Research Article
Structural Antecedents of Workplace Incivility in Organizations
1 Ewha Womans University
Published: January 2017 · Vol. 46 No. 6 · pp. 1523-1553
DOI: https://doi.org/10.17287/kmr.2017.46.6.1523
Full Text
Abstract
Incivility—including subtle put-downs, implicit discrimination, and aggressive attitudes—that pervades modern organizations has become a hidden cause of underperformance. This study focuses on the fact that incivility is not an indiscriminate act directed at random targets but rather a selective behavior reflecting power relations within organizations, and sought to comprehensively identify structural antecedents arising from dissimilarity among organizational members and social relationships, rather than the personal characteristics of perpetrators or victims. Accordingly, this study first predicted that demographic dissimilarity would generate exclusion and discrimination based on categorization and prejudice. Second, considering that incivility is a relational phenomenon resulting from interpersonal interactions, the study examined the effects of two representative network characteristics—centrality and ego-density—on members' perceptions of incivility.
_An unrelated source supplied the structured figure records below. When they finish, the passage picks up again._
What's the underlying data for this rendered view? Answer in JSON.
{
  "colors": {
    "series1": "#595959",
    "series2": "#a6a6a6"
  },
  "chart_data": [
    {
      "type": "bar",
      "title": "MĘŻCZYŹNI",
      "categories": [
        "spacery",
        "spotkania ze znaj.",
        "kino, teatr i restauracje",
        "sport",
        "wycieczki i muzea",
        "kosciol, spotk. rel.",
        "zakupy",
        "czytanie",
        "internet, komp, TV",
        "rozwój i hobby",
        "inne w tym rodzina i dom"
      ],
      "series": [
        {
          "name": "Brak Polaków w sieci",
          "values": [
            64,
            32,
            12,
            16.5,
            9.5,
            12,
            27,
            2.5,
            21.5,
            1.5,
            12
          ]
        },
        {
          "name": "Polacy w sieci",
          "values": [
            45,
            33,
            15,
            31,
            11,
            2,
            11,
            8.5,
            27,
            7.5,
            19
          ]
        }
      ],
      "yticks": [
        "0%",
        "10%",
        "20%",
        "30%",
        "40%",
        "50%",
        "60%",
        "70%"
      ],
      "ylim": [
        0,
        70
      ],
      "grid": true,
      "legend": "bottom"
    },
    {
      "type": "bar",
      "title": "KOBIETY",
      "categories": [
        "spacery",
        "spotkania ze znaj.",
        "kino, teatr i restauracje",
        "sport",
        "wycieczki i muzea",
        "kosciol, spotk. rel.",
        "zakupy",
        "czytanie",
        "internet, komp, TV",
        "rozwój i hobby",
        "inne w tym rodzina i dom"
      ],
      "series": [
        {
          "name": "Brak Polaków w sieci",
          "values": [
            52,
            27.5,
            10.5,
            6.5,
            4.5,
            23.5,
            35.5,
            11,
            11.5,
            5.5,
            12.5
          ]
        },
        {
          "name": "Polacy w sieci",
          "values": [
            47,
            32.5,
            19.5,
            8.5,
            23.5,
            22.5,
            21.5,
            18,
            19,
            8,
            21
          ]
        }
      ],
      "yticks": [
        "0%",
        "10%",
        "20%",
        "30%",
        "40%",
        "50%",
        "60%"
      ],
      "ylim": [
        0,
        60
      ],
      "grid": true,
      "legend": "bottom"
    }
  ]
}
Third, the study sought to identify mechanisms that amplify or mitigate incivility by analyzing the interactions among these antecedents. To this end, data were collected from 225 employees belonging to two domestic companies, and research hypotheses were tested. The results showed that: 1) demographic dissimilarity increased incivility experiences, while centrality and ego-density decreased them; 2) interaction effects among structural antecedents were confirmed—specifically, centrality strengthened the positive effect of dissimilarity on incivility, while ego-density mitigated the effect of dissimilarity. Notably, when members with high demographic dissimilarity also had high centrality within the network, their perception of incivility increased, which is a meaningful finding. Based on these results, various theoretical and practical implications were discussed, and possible directions for future research were suggested.